Le 18 décembre 2015, les Rwandais ont approuvé avec 98,13% des voix, la révision de leur constitution qui permet au président Paul Kagame de briguer un troisième mandat. Initiative populaire ou manœuvre du pouvoir ?
La modification des articles 101 et 172 de la constitution permet au président en exercice Paul Kagame (58 ans) de concourir aux élections de 2017, ainsi qu’aux deux quinquennats suivants, lui assurant un maintien éventuel au pouvoir jusqu’en 2034.
Alors que l’article 101 remplace le septennat actuel par un quinquennat et limite de nombre de mandats à deux, l’article 172 permet au président actuel de se présenter aux élections de 2017 puis d’être réélu pour deux quinquennats.

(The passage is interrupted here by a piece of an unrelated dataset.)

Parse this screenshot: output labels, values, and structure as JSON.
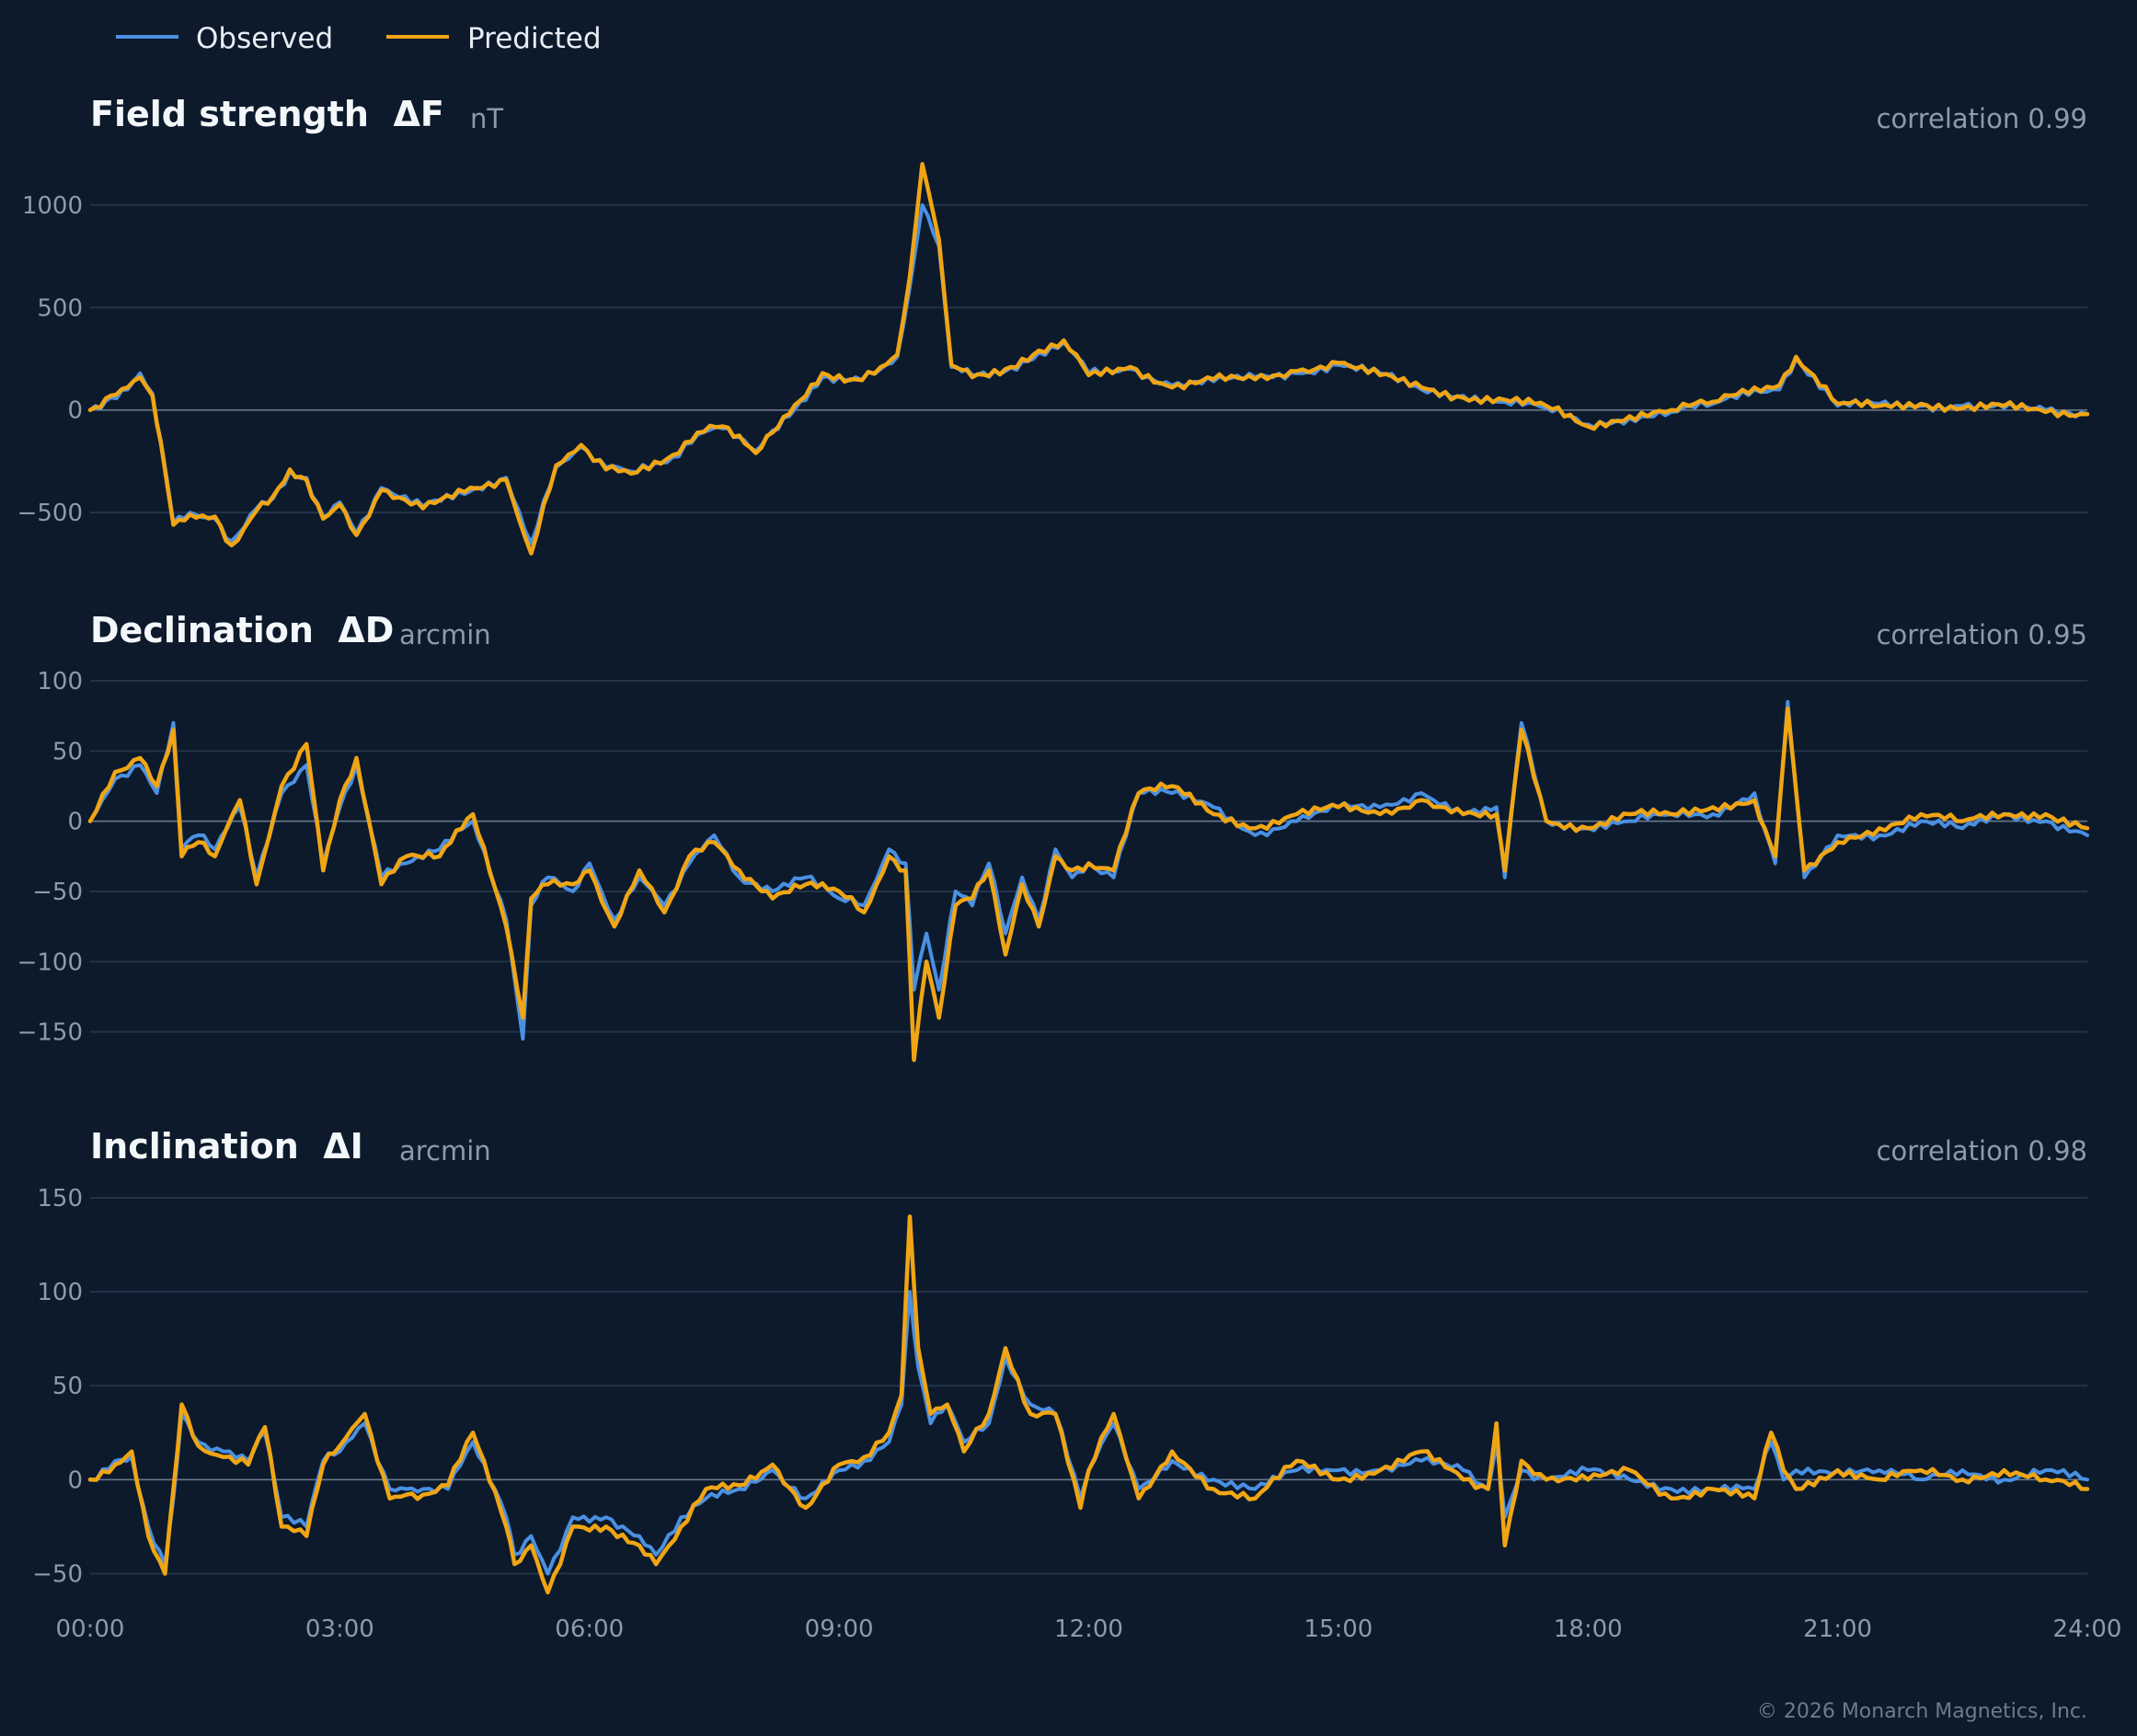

Cette réforme s’inscrit à la suite de celles réalisées au Burundi et au Congo plus tôt en 2015, asseyant ainsi le pouvoir des dirigeants africains à la tête de leurs pays respectifs.
Le maintien au pouvoir du président après la fin de son mandat ayant été demandée par pétition par 3,7 millions de Rwandais, la réforme constitutionnelle est représentée par le gouvernement du pays comme le fruit d’une initiative populaire. Son adoption est néanmoins fortement condamnée par une grande partie de la communauté internationale. Considéré comme le « Singapour » de l’Afrique avec un développement considérable ces dernières années, le Rwanda reste très largement critiqué pour ses atteintes à la liberté d’expression et pour l’absence de partis d’opposition représentatifs.
Le Rwanda, élève modèle du continent africain
En 1994, Paul Kagame, alors chef du Front Patriotique Rwandais (FPR) accède au pouvoir en faisant tomber le régime extrémiste hutu, responsable d’un génocide initié trois mois plus tôt et qui aura fait 800 000 morts, dont une majorité de Tutsis.
Il est à l’origine de la stratégie « Vision 2020 » qui vise à sortir le pays la pauvreté par des mesures sociales, économiques et politiques, et qui lui a valu un soutien sans limite de la communauté internationale. La stabilité du pays ainsi que son succès économique des dix dernières années, avec en moyenne 8% de croissance par an entre 2001 et 2014, lui sont crédités. Une transformation spectaculaire, tant au niveau économique que social, qui permet de dresser un bilan très positif des deux derniers mandats du président.
Un avenir incertain pour la démocratie au Rwanda
Lors de sa réélection en 2010, Paul Kagame avait laissé entendre que de ne trouver personne pour le remplacer avant la fin de son mandat constituerait un échec, affirmant que « ceux qui cherchent un troisième mandat en cherchent un quatrième puis un cinquième ».
La communauté internationale lui demande aujourd’hui de se retirer de la présidence à la fin de son mandat, à l’image de Samantha Power, ambassadrice américaine à l’ONU, qui l’appelle « à tenir sa promesse de laisser une nouvelle génération de dirigeants conduire le pays lors d’une nouvelle phase ».
Alors que le référendum s’est déroulé dans un calme et un ordre exemplaire, le doute subsiste sur la crédibilité de cette réforme et sur son intérêt pour l’avenir du pays.